Symbols matter, and so does removing them
Complicated. Ignorant. Entrenched. It’s easy to come up with words to describe the state of race relations in this country and especially in the South, but some come to mind more easily than others after what happened in Charleston last week. Dylann Storm Roof attended Bible study with black congregants of Emanuel AME Church in Charleston and then summarily gunned down nine of those in the group.
And once again we in this country are forced to confront the ugly reality of racism, compelled to search for ways to turn tragedy into change.
South Carolina Gov. Nikki Haley is leading efforts to remove the Confederate flag — a particularly pernicious symbol of our ignominious racial history — from statehouse grounds. Her call for the flag’s removal comes with the support of most of the state’s leading politicians, signaling what at this point appears to be a sea change in attitudes.
One lawmaker said his Christian faith and its call for love and inclusiveness trumped his respect for tradition and history. Our attitude toward symbols — like the Confederate flag — don’t get to the heart of the matter, but symbols do matter.
Emanuel AME is itself a strong symbol of defiance to slavery and racism. In 1909, Booker T. Washington spoke there, as did Martin Luther King in 1962. The church has been burned because it served as a gathering place for African Americans.

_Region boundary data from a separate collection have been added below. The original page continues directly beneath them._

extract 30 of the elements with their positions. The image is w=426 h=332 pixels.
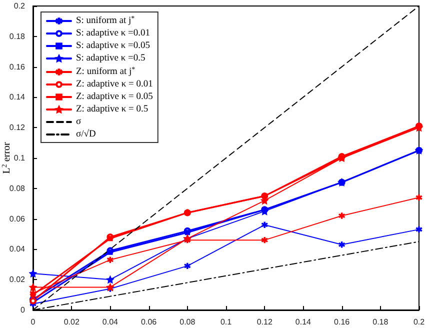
y-tick-label: 0.02 — [9, 275, 26, 284]
legend-label: σ — [76, 117, 82, 127]
legend-label: Z: adaptive κ = 0.05 — [76, 92, 154, 102]
y-tick-label: 0.06 — [9, 214, 26, 224]
x-tick-label: 0.12 — [256, 318, 273, 326]
y-tick-label: 0.2 — [14, 2, 26, 10]
y-tick-label: 0.12 — [9, 123, 26, 132]
legend-label: S: adaptive κ =0.01 — [76, 28, 150, 38]
x-tick-label: 0.16 — [334, 318, 350, 326]
legend-label: Z: adaptive κ = 0.5 — [76, 104, 148, 114]
legend-label: σ/√D — [76, 128, 96, 140]
legend-label: S: adaptive κ =0.05 — [76, 41, 150, 51]
x-tick-label: 0.04 — [102, 318, 119, 326]
y-tick-label: 0 — [20, 306, 26, 314]
x-tick-label: 0.02 — [64, 318, 80, 326]
y-tick-label: 0.14 — [9, 92, 26, 102]
y-tick-label: 0.18 — [9, 32, 26, 41]
y-tick-label: 0.08 — [9, 184, 26, 193]
x-tick-label: 0.1 — [220, 318, 232, 326]
y-tick-label: 0.1 — [14, 154, 26, 162]
x-tick-label: 0.18 — [372, 318, 389, 326]
x-tick-label: 0 — [30, 318, 36, 326]
legend-label: S: adaptive κ =0.5 — [76, 54, 146, 64]
x-tick-label: 0.2 — [413, 318, 426, 326]
x-tick-label: 0.08 — [180, 318, 196, 326]
x-tick-label: 0.14 — [295, 318, 312, 326]
legend-label: Z: adaptive κ = 0.01 — [76, 80, 154, 90]
x-tick-label: 0.06 — [141, 318, 158, 326]
y-tick-label: 0.16 — [9, 62, 26, 72]
y-tick-label: 0.04 — [9, 244, 26, 254]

As the child of parents from North and South Carolina who were born in the 1920s and 30s, I witnessed in my home how complicated racism is. My father was the son of a textile mill worker in a tiny South Carolina town, and my mom spent her pre-teen years doing farm work in eastern North Carolina. They both grew up when racism was the norm, when poorly educated white Southerners seldom rose above that kind of thinking.

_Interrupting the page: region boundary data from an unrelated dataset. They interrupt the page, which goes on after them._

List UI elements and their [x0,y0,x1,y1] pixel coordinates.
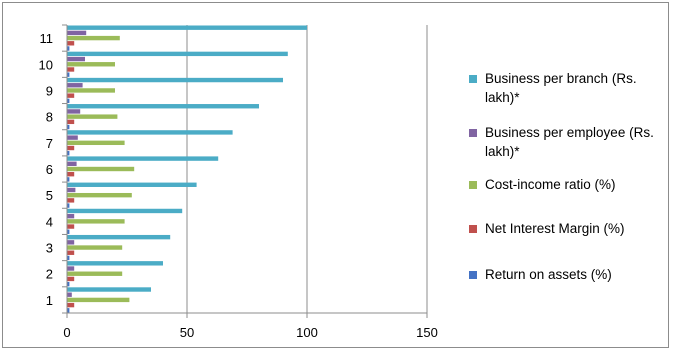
bar-cost-income-3 [67,245,123,250]
bar-net-7 [67,145,75,151]
bar-cost-income-8 [67,114,118,119]
y-tick-label-11: 11 [40,31,54,46]
legend-label: Net Interest Margin (%) [485,221,625,236]
bar-business-7 [67,130,233,135]
bar-business-11 [67,25,307,30]
y-tick-label-10: 10 [39,57,53,72]
bar-cost-income-1 [67,297,130,303]
bar-business-8 [67,104,259,109]
legend-swatch [469,129,477,137]
bar-return-9 [67,98,70,104]
x-tick-label-100: 100 [296,325,318,340]
bar-business-2 [67,261,163,266]
y-tick-label-7: 7 [46,136,53,151]
legend-label: Business per branch (Rs. lakh)* [485,71,637,105]
bar-cost-income-6 [67,166,135,172]
bar-business-3 [67,240,75,245]
bar-business-4 [67,208,183,214]
bar-business-9 [67,77,283,83]
bar-business-4 [67,213,75,219]
legend-label: Cost-income ratio (%) [485,177,616,192]
legend-label: Business per employee (Rs. lakh)* [485,125,654,159]
x-tick-label-0: 0 [63,325,70,340]
y-tick-label-4: 4 [46,214,53,229]
legend-swatch [469,75,477,83]
bar-business-6 [67,161,77,166]
bar-return-2 [67,281,70,287]
bar-net-3 [67,250,75,255]
bar-business-1 [67,287,151,292]
bar-net-5 [67,198,75,203]
bar-net-11 [67,41,75,46]
bar-business-9 [67,83,83,88]
bar-cost-income-9 [67,88,115,93]
legend-swatch [469,225,477,233]
bar-cost-income-10 [67,62,115,67]
y-tick-label-3: 3 [46,241,53,256]
bar-return-5 [67,203,70,208]
bar-cost-income-7 [67,140,125,146]
bar-net-4 [67,224,75,229]
bar-cost-income-4 [67,219,125,224]
bar-business-5 [67,187,76,193]
bar-net-8 [67,119,75,125]
bar-net-2 [67,276,75,282]
bar-net-9 [67,93,75,98]
bar-return-3 [67,255,70,261]
bar-business-7 [67,135,78,140]
legend-swatch [469,181,477,189]
y-tick-label-6: 6 [46,162,53,177]
bar-business-11 [67,30,87,36]
bar-business-1 [67,292,72,297]
bar-net-10 [67,67,75,72]
bar-return-11 [67,46,70,51]
legend-label: Return on assets (%) [485,267,612,282]
y-tick-label-9: 9 [46,83,53,98]
y-tick-label-1: 1 [46,293,53,308]
y-tick-label-2: 2 [46,267,53,282]
bar-business-3 [67,234,171,240]
bar-chart: 0 50 100 150 1 2 3 4 5 6 7 8 9 10 11 [39,24,438,340]
bar-return-6 [67,177,70,182]
bar-business-6 [67,156,219,161]
bar-net-1 [67,302,75,308]
bar-net-6 [67,172,75,177]
bar-return-7 [67,151,70,156]
bar-cost-income-2 [67,271,123,276]
bar-cost-income-11 [67,35,120,41]
bar-business-8 [67,109,81,114]
bar-return-8 [67,124,70,130]
bar-business-5 [67,182,197,187]
bar-business-10 [67,51,288,57]
bar-return-10 [67,72,70,77]
x-tick-label-50: 50 [180,325,194,340]
y-tick-label-8: 8 [46,110,53,125]
y-tick-label-5: 5 [46,188,53,203]
bar-cost-income-5 [67,192,132,198]
x-tick-label-150: 150 [416,325,438,340]
bar-return-4 [67,229,70,234]
chart-frame: 0 50 100 150 1 2 3 4 5 6 7 8 9 10 11 Business per bran… [2,2,669,348]
legend-swatch [469,271,477,279]
bar-business-10 [67,56,85,62]
bar-return-1 [67,308,70,313]
bar-business-2 [67,266,75,271]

And yet they both did. When I was 11, my brother and I brought a Confederate flag home from our tip to Six Flags Over Georgia. I think it was because it was the cheapest thing we could find, plus we were both going crazy about Southern music like the Allman Brothers and The Marshall Tucker Band. We hung it in our shared bedroom.
I remember my mother telling me that some people would think us racist for doing so, but she didn’t stop us. Until that time that aspect of what the flag stood for had not even occurred to me. I was too young to understand the intersection between Southern pride and racial tensions. A 100-and-something-year-old war long over was still causing problems? I didn’t get it.

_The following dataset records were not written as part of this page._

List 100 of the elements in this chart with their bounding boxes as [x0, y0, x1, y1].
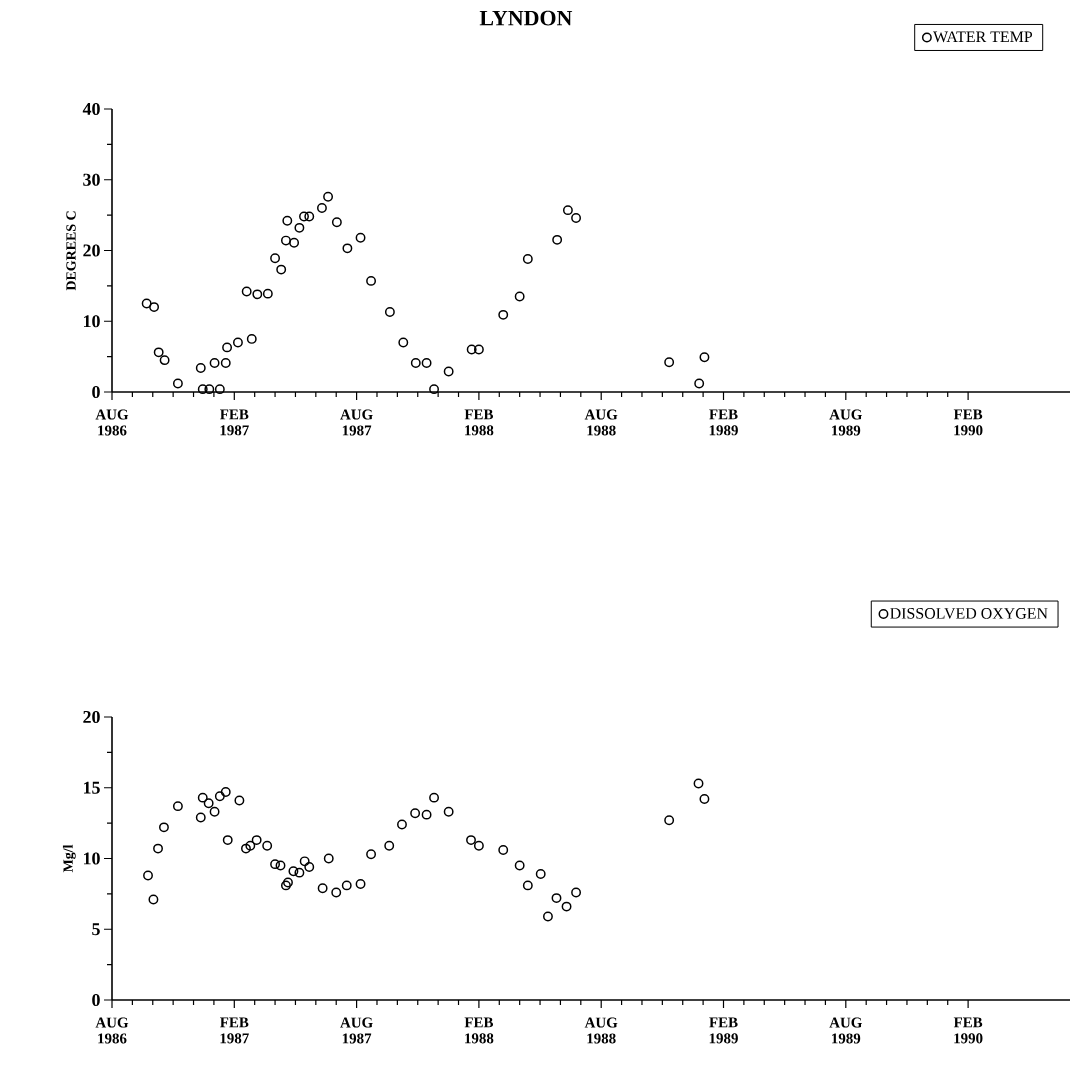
point: [562, 205, 573, 216]
point: [299, 211, 309, 222]
point: [699, 794, 710, 805]
legend-label: WATER TEMP: [933, 31, 1033, 43]
y-tick-label: 20: [83, 244, 100, 257]
point: [214, 791, 225, 802]
point: [222, 342, 233, 353]
point: [323, 853, 334, 864]
point: [429, 792, 440, 803]
y-tick-label: 0: [92, 993, 100, 1007]
point: [421, 358, 432, 368]
point: [289, 237, 300, 248]
x-tick-label: AUG 1989: [829, 409, 862, 436]
point: [245, 840, 256, 851]
y-tick-label: 10: [84, 852, 100, 865]
point: [141, 298, 152, 309]
point: [355, 232, 366, 243]
y-tick-label: 20: [83, 710, 100, 724]
point: [498, 309, 509, 320]
point: [429, 384, 440, 395]
point: [195, 362, 206, 373]
point: [694, 378, 705, 389]
point: [246, 333, 257, 344]
y-axis-title: DEGREES C: [66, 211, 76, 291]
point: [270, 253, 281, 264]
x-tick-label: AUG 1987: [340, 1017, 373, 1044]
point: [203, 798, 214, 809]
x-tick-label: AUG 1987: [340, 409, 373, 436]
point: [341, 880, 352, 891]
point: [241, 843, 251, 854]
y-tick-label: 10: [84, 315, 100, 328]
point: [270, 859, 281, 870]
point: [276, 264, 287, 275]
x-tick-label: FEB 1990: [953, 1017, 983, 1044]
point: [342, 243, 353, 254]
point: [251, 835, 262, 846]
point: [317, 883, 328, 894]
point: [366, 849, 377, 860]
y-tick-label: 15: [84, 781, 100, 794]
point: [234, 795, 245, 806]
point: [355, 879, 366, 889]
point: [535, 869, 546, 880]
point: [384, 307, 395, 317]
point: [172, 801, 183, 812]
point: [466, 344, 477, 355]
x-tick-label: FEB 1990: [953, 409, 983, 436]
point: [331, 887, 342, 898]
point: [149, 302, 160, 313]
point: [159, 822, 169, 833]
point: [195, 812, 206, 823]
point: [262, 840, 273, 851]
point: [220, 358, 231, 368]
y-tick-label: 5: [92, 923, 100, 936]
point: [522, 880, 533, 891]
point: [473, 344, 484, 355]
point: [421, 809, 432, 820]
point: [410, 808, 421, 819]
point: [514, 860, 525, 871]
y-tick-label: 30: [83, 173, 100, 186]
point: [288, 866, 299, 877]
point: [397, 819, 407, 830]
x-tick-label: FEB 1989: [709, 409, 738, 436]
legend-label: DISSOLVED OXYGEN: [890, 608, 1048, 619]
point: [561, 901, 572, 912]
point: [197, 792, 208, 803]
point: [398, 337, 409, 348]
point: [571, 887, 582, 898]
x-tick-label: FEB 1989: [709, 1017, 738, 1044]
point: [443, 806, 454, 817]
x-tick-label: AUG 1988: [584, 1017, 618, 1044]
point: [443, 366, 454, 377]
point: [214, 384, 225, 395]
point: [252, 289, 263, 300]
point: [699, 352, 710, 363]
point: [543, 911, 553, 922]
point: [331, 217, 342, 228]
point: [275, 860, 286, 871]
point: [473, 840, 484, 851]
point: [498, 845, 509, 855]
point: [282, 215, 293, 226]
point: [222, 835, 233, 846]
point: [262, 288, 273, 299]
point: [280, 235, 291, 246]
point: [304, 862, 315, 872]
point: [664, 815, 675, 826]
y-tick-label: 0: [92, 385, 100, 399]
chart-title: LYNDON: [479, 10, 573, 26]
point: [241, 286, 252, 297]
point: [159, 355, 170, 366]
point: [143, 870, 153, 881]
x-tick-label: FEB 1987: [220, 1017, 249, 1044]
y-tick-label: 40: [82, 102, 100, 116]
x-tick-label: AUG 1988: [584, 409, 618, 436]
point: [366, 275, 377, 286]
point: [317, 203, 327, 213]
point: [410, 358, 421, 368]
point: [172, 378, 183, 389]
point: [153, 347, 164, 358]
x-tick-label: FEB 1987: [220, 409, 249, 436]
point: [304, 211, 315, 222]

This kind of innocence had a reckoning for me in junior high school. Ricky was a friend, in my homeroom, and also black. Six or seven of us were “kicking” paper footballs around at our desks one morning before the bell rang. I offhandedly said something to him that ended with the word “boy.” Again, I was ignorant to the connotation, but Ricky was not. He ran over to my desk, grabbed me by collar, mad as hell, and said his father told him to never let a white person call him “boy.” The other guys separated us, but I was shaken.
No googling answers back then, so I talked to both my parents about what had happened. They explained how denigrating the word “boy” was to blacks in the South, how it symbolized a long history of being treated like an inferior just because of the color of one’s skin, how young punk Southern white boys would use the word to talk to men twice, three times their own age. I went to the encyclopedias we had and did some research on civil rights, slavery and the Civil War, a history lesson that began to open my eyes to many things.
Racism remains a particularly pernicious evil and removing its symbols won’t erase the problem. But just as the Confederate flag is symbolic for so many, so the act of removing it is an equally symbolic act. It matters, and I hope it happens.